BeyondTrust Network Security Scanner 6.6.3 Release Notes
July 25, 2019
- This release is available by download from the BeyondTrust Client Portal (https://www.beyondtrust.com/support/) and using the BeyondTrust Auto-Updater.
- The MD5 signature is: cfe3b4cc34633091b35d3a3bdb9ceaf0
- The SHA-1 signature is: 585b42a3a4b0c59c4c3f8653e62716de84201810
New Features and Enhancements:
- Improved detection for Cisco Nexus 9000 switches.
- Improved the recognition of backported OSes during audit execution.
- Changed enumeration order of users on macOS to prioritize non-service accounts.
- Added optional Targets parameter to Start-RetinaScan PowerShell cmdlet.
- Added optional EnumerateScheduledTasks job option to PowerShell API.
- Resolved an issue where SSH command results were ignored due to connection banner timing
- Resolved an issue where targets incorrectly flagged as tarpitted based on TCP port scan failed to run associated audits.
- Resolved an issue with certain Samba targets being incorrectly identified as Windows.
- Resolved an issue with Audit 66127 ("cURL < 7.56.1 - Remote Information Leak") false positive against OpenShift Enterprise.
- Resolved an issue where users discovered during group enumeration failed to display in the management console.
- Resolved an issue where Web application scans failed to access login forms on pages presented on a frame within a frameset.
- Resolved an issue where reports failed to generate when scan result files (RTD) were copied without their associated scan request files.
- Resolved an issue where PCI Compliance reports were missing PCI details for certain audit results.
- Resolved an issues where Get-RetinaSCAPScanResults PowerShell cmdlet incorrectly prompted for Id parameter when RetinaScan parameter is supplied.
- Resolved an issue where the Audit filename expansion failed to recognize the %ProgramFiles(x86)% environment variable.
- Resolved an issues where the CHECK_REGISTRY_AND_FILE_VER audit check type failed to populate the scan result tested value.
- VMware offline scanning is supported only for virtual machines with Windows installed as the guest operating system.
- For Vulnerability Management (formerly Retina) 651 and UVM embedded scanners, database scanning works only for Microsoft SQL Server and Oracle databases. MySQL database scanning is not supported.

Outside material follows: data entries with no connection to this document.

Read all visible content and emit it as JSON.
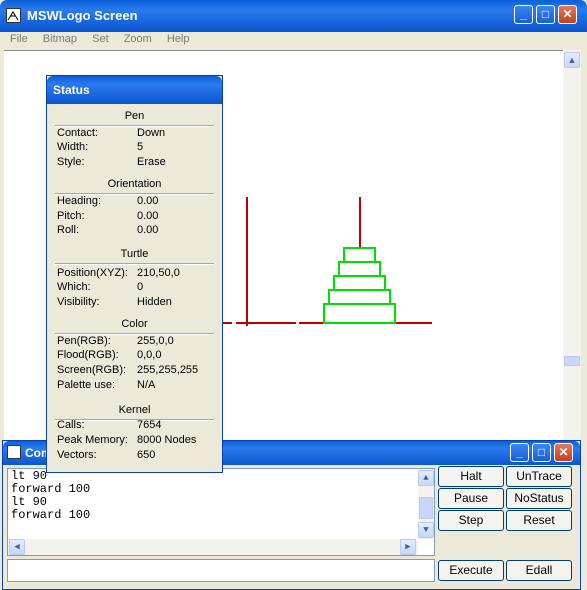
{
  "main_window": {
    "title": "MSWLogo Screen",
    "menu": [
      "File",
      "Bitmap",
      "Set",
      "Zoom",
      "Help"
    ]
  },
  "status": {
    "title": "Status",
    "pen": {
      "heading": "Pen",
      "rows": [
        [
          "Contact:",
          "Down"
        ],
        [
          "Width:",
          "5"
        ],
        [
          "Style:",
          "Erase"
        ]
      ]
    },
    "orientation": {
      "heading": "Orientation",
      "rows": [
        [
          "Heading:",
          "0.00"
        ],
        [
          "Pitch:",
          "0.00"
        ],
        [
          "Roll:",
          "0.00"
        ]
      ]
    },
    "turtle": {
      "heading": "Turtle",
      "rows": [
        [
          "Position(XYZ):",
          "210,50,0"
        ],
        [
          "Which:",
          "0"
        ],
        [
          "Visibility:",
          "Hidden"
        ]
      ]
    },
    "color": {
      "heading": "Color",
      "rows": [
        [
          "Pen(RGB):",
          "255,0,0"
        ],
        [
          "Flood(RGB):",
          "0,0,0"
        ],
        [
          "Screen(RGB):",
          "255,255,255"
        ],
        [
          "Palette use:",
          "N/A"
        ]
      ]
    },
    "kernel": {
      "heading": "Kernel",
      "rows": [
        [
          "Calls:",
          "7654"
        ],
        [
          "Peak Memory:",
          "8000 Nodes"
        ],
        [
          "Vectors:",
          "650"
        ]
      ]
    }
  },
  "commander": {
    "title": "Com",
    "history": [
      "lt 90",
      "forward 100",
      "lt 90",
      "forward 100"
    ],
    "input_value": "",
    "buttons": {
      "halt": "Halt",
      "untrace": "UnTrace",
      "pause": "Pause",
      "nostatus": "NoStatus",
      "step": "Step",
      "reset": "Reset",
      "execute": "Execute",
      "edall": "Edall"
    }
  },
  "colors": {
    "xp_blue": "#0a5fd8",
    "pen_red": "#c00000",
    "pen_green": "#00e000"
  }
}
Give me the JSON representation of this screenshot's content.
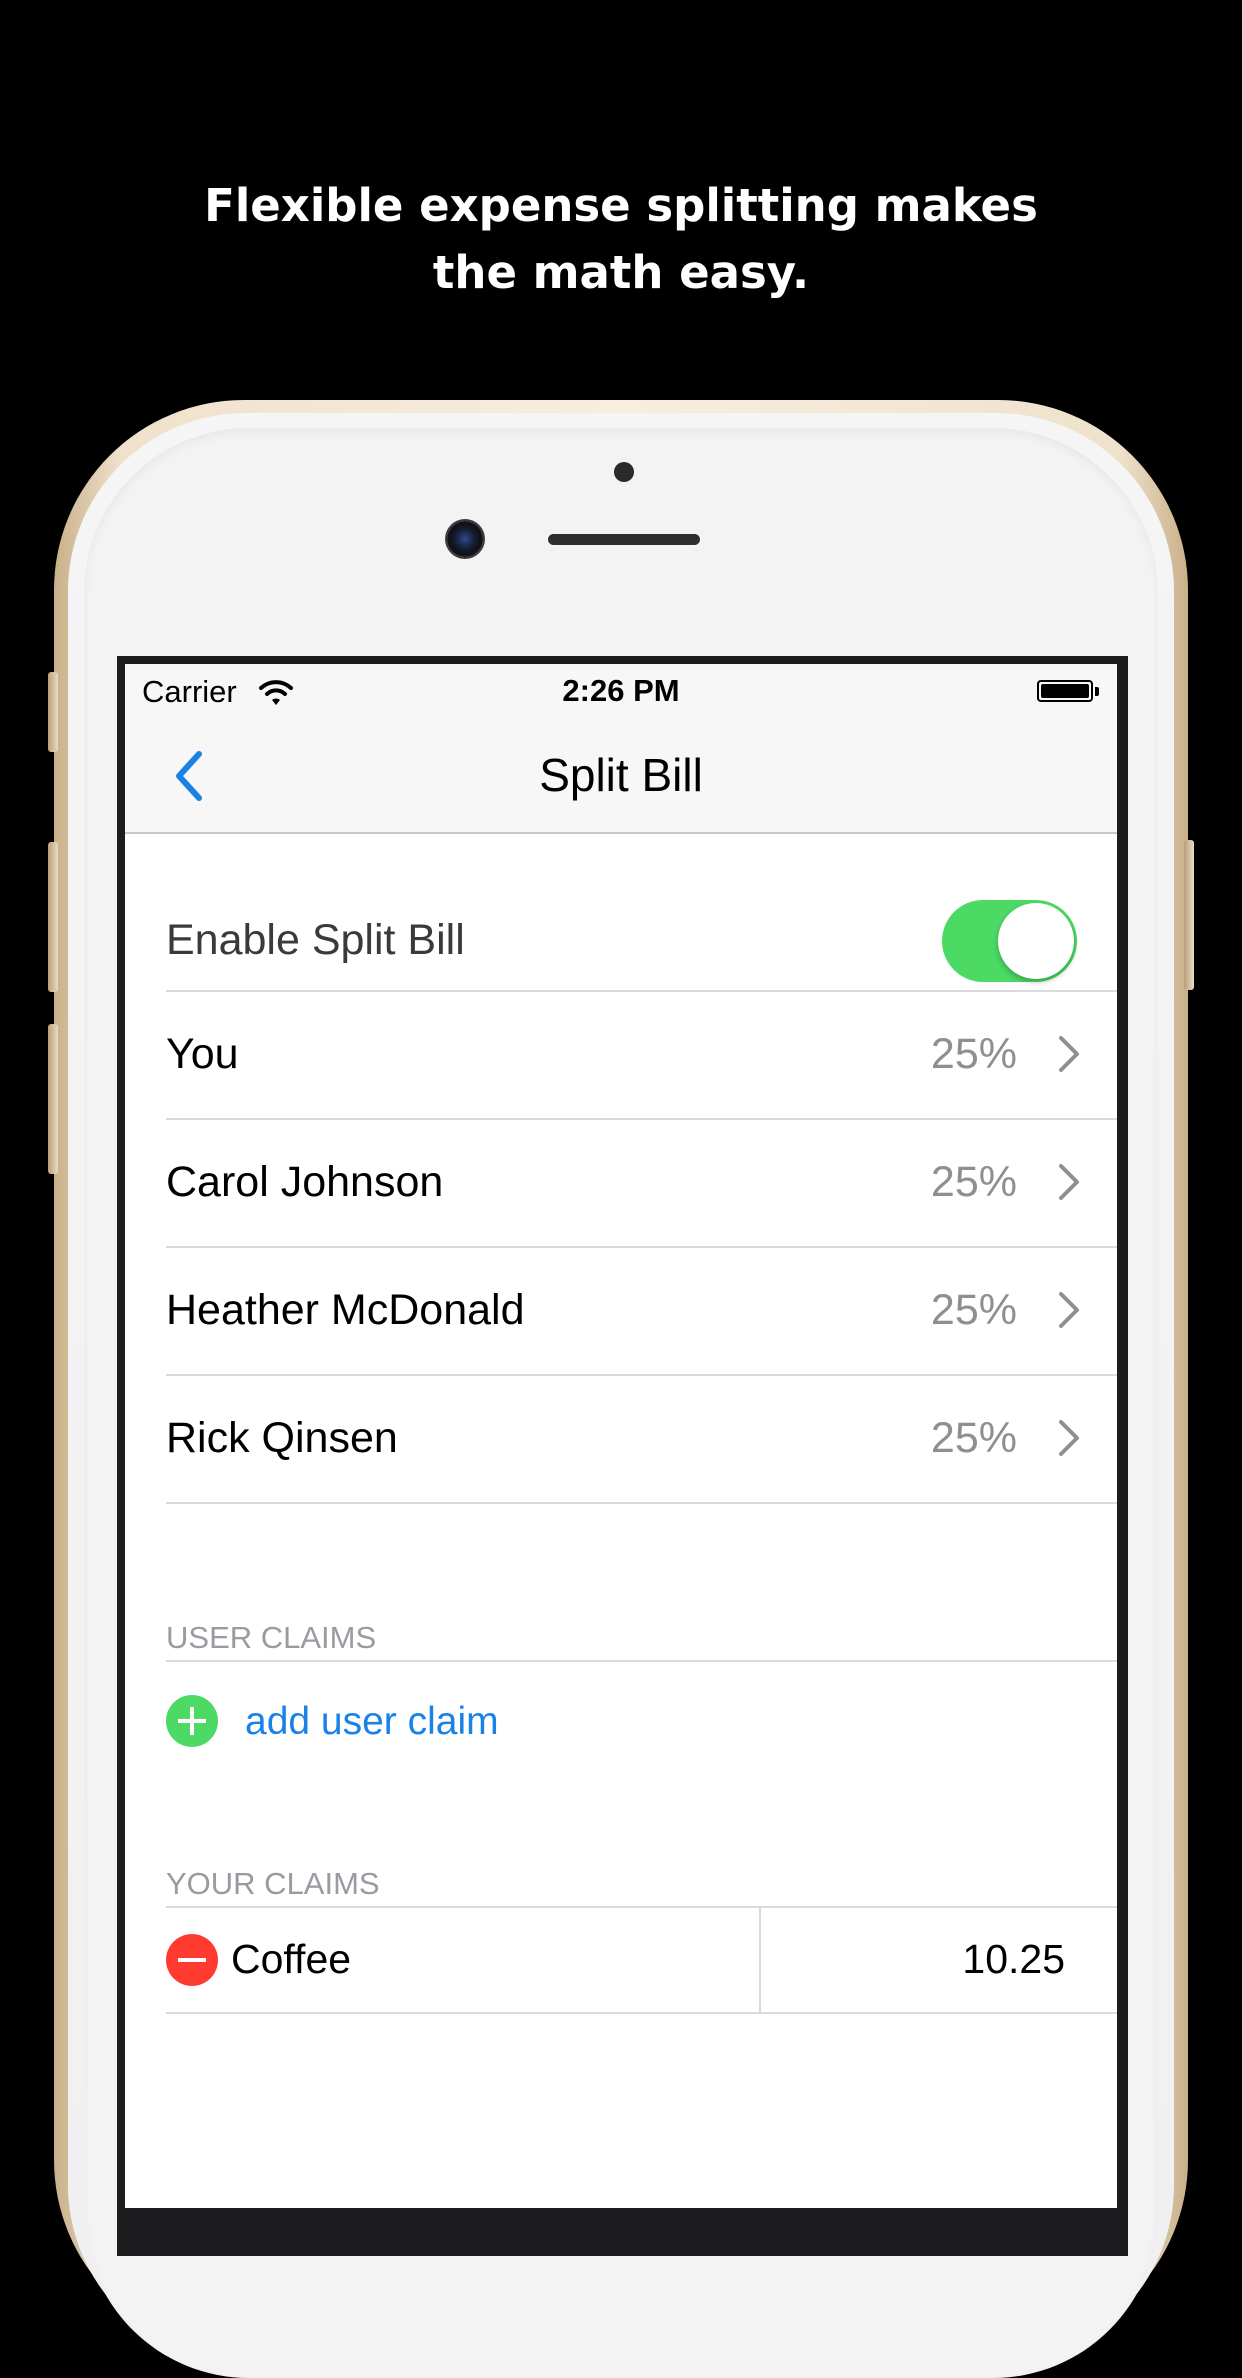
{
  "headline": {
    "line1": "Flexible expense splitting makes",
    "line2": "the math easy."
  },
  "status_bar": {
    "carrier": "Carrier",
    "time": "2:26 PM"
  },
  "nav": {
    "title": "Split Bill",
    "back_icon": "chevron-left-icon"
  },
  "enable_row": {
    "label": "Enable Split Bill",
    "toggle_on": true,
    "toggle_color": "#4cd964"
  },
  "participants": [
    {
      "name": "You",
      "share": "25%"
    },
    {
      "name": "Carol Johnson",
      "share": "25%"
    },
    {
      "name": "Heather McDonald",
      "share": "25%"
    },
    {
      "name": "Rick Qinsen",
      "share": "25%"
    }
  ],
  "user_claims": {
    "header": "USER CLAIMS",
    "add_label": "add user claim",
    "add_color": "#4cd964"
  },
  "your_claims": {
    "header": "YOUR CLAIMS",
    "items": [
      {
        "name": "Coffee",
        "amount": "10.25"
      }
    ],
    "remove_color": "#ff3b30"
  },
  "colors": {
    "accent": "#1a82e6",
    "secondary_text": "#8e8e93"
  }
}
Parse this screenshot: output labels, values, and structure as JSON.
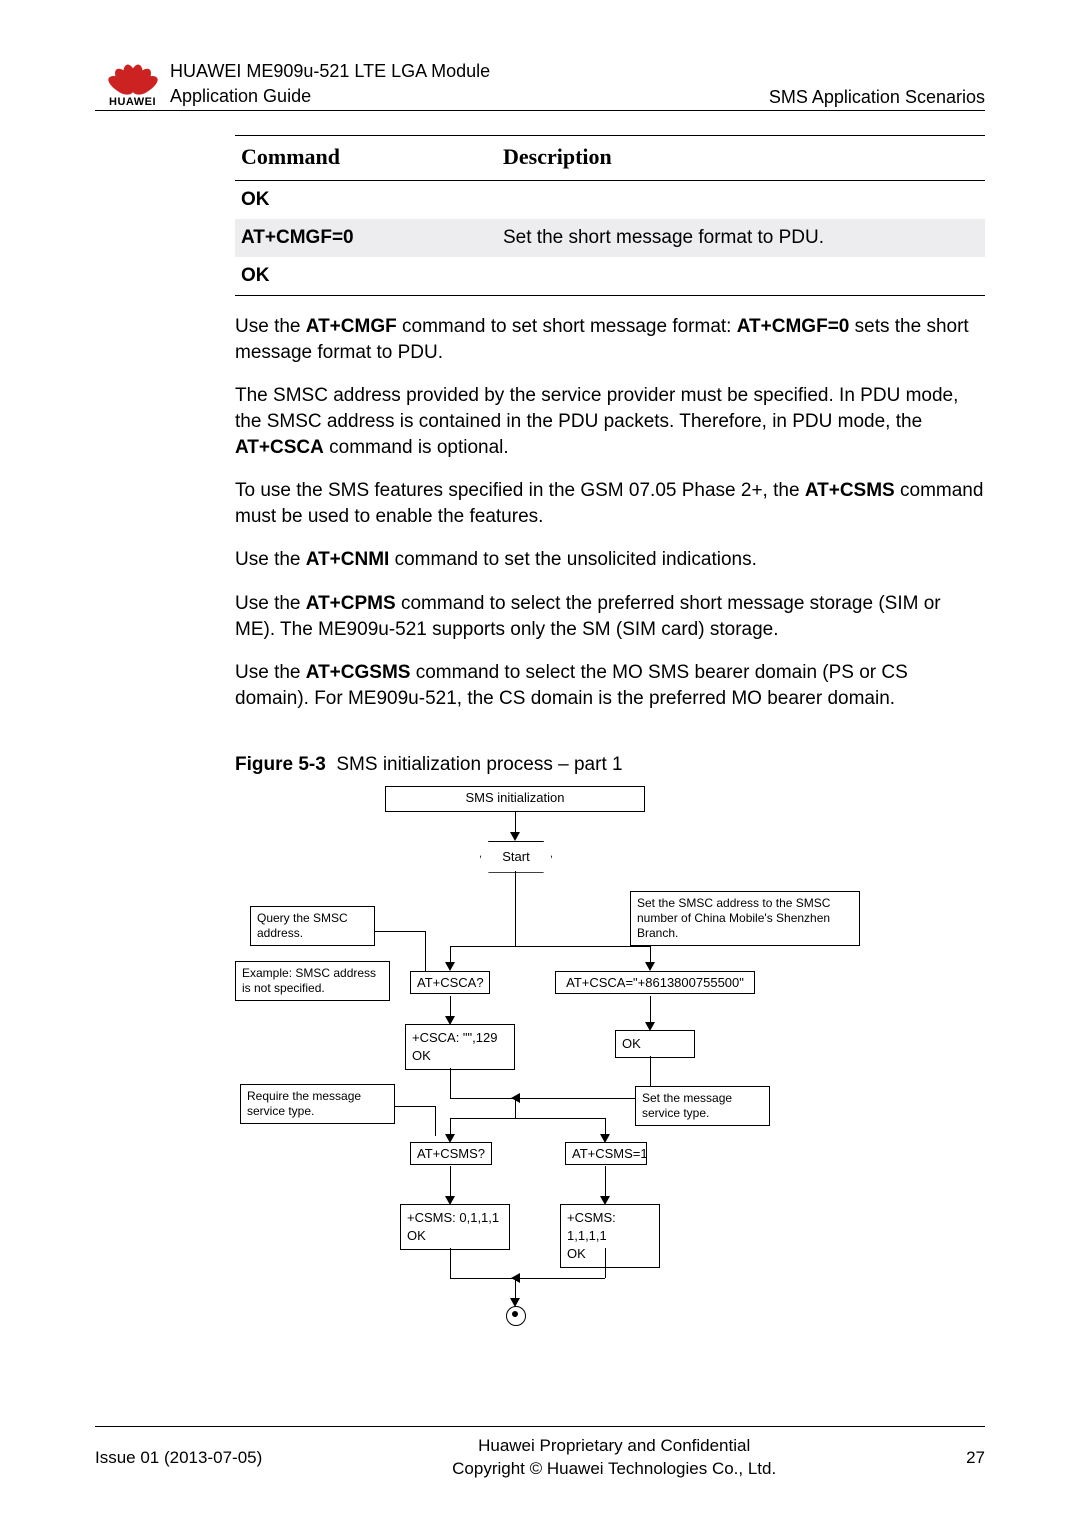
{
  "header": {
    "product": "HUAWEI ME909u-521 LTE LGA Module",
    "doc": "Application Guide",
    "section": "SMS Application Scenarios",
    "brand": "HUAWEI"
  },
  "table": {
    "head_cmd": "Command",
    "head_desc": "Description",
    "rows": [
      {
        "cmd": "OK",
        "desc": ""
      },
      {
        "cmd": "AT+CMGF=0",
        "desc": "Set the short message format to PDU."
      },
      {
        "cmd": "OK",
        "desc": ""
      }
    ]
  },
  "para": {
    "p1a": "Use the ",
    "p1b": "AT+CMGF",
    "p1c": " command to set short message format: ",
    "p1d": "AT+CMGF=0",
    "p1e": " sets the short message format to PDU.",
    "p2a": "The SMSC address provided by the service provider must be specified. In PDU mode, the SMSC address is contained in the PDU packets. Therefore, in PDU mode, the ",
    "p2b": "AT+CSCA",
    "p2c": " command is optional.",
    "p3a": "To use the SMS features specified in the GSM 07.05 Phase 2+, the ",
    "p3b": "AT+CSMS",
    "p3c": " command must be used to enable the features.",
    "p4a": "Use the ",
    "p4b": "AT+CNMI",
    "p4c": " command to set the unsolicited indications.",
    "p5a": "Use the ",
    "p5b": "AT+CPMS",
    "p5c": " command to select the preferred short message storage (SIM or ME). The ME909u-521 supports only the SM (SIM card) storage.",
    "p6a": "Use the ",
    "p6b": "AT+CGSMS",
    "p6c": " command to select the MO SMS bearer domain (PS or CS domain). For ME909u-521, the CS domain is the preferred MO bearer domain."
  },
  "figure": {
    "label": "Figure 5-3",
    "caption": "SMS initialization process – part 1",
    "title_box": "SMS initialization",
    "start": "Start",
    "note_query": "Query the SMSC address.",
    "note_example": "Example: SMSC address is not specified.",
    "note_set_smsc": "Set the SMSC address to the SMSC number of China Mobile's Shenzhen Branch.",
    "note_require": "Require the message service type.",
    "note_set_type": "Set the message service type.",
    "cmd_csca_q": "AT+CSCA?",
    "cmd_csca_set": "AT+CSCA=\"+8613800755500\"",
    "resp_csca": "+CSCA: \"\",129\nOK",
    "resp_ok": "OK",
    "cmd_csms_q": "AT+CSMS?",
    "cmd_csms_set": "AT+CSMS=1",
    "resp_csms0": "+CSMS: 0,1,1,1\nOK",
    "resp_csms1": "+CSMS: 1,1,1,1\nOK"
  },
  "footer": {
    "issue": "Issue 01 (2013-07-05)",
    "line1": "Huawei Proprietary and Confidential",
    "line2": "Copyright © Huawei Technologies Co., Ltd.",
    "page": "27"
  }
}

- Authentication requirements for custom audits are not properly defined.
- After the Retina Engine service has stopped, the raw packet driver continues to run.
- When using the Retina Local Scan Service option, SCAP scan jobs running against Red Hat targets could take several minutes to enter a paused or scan-restricted state.
- Features that use the Microsoft .NET framework - including SCAP support, the audit modification and customization dialogs, PowerShell integration, reporting, and the guided user interface - require Microsoft .NET 4.5.2 or higher.
- Network Security Scanner 6.4.0 and higher install the Microsoft Universal C runtime.
- Network Security Scanner 6.4.0 and higher install the Microsoft Visual C++ 2017 x86 runtimes.
- Network Security Scanner 6.0.1 and higher install the Microsoft Visual C++ 2008 x86 runtimes.
- To scan offline VMware virtual machines without having to power them on prior to scanning, you must have BeyondInsight installed.
- VMware offline scanning requires VMware's Virtual Disk Development Kit (VDDK).
- Scanning of MySQL databases depends upon the prior installation of an ODBC driver; Connector/ODBC 5.1 or higher is recommended.
- Database scanning will yield the best results with the most powerful users; for MySQL, this will be the 'root' user; for Oracle, it will be the 'sys' user acting 'AS SYSDBA'.
- Scanning of Amazon Web Services instances requires BeyondInsight.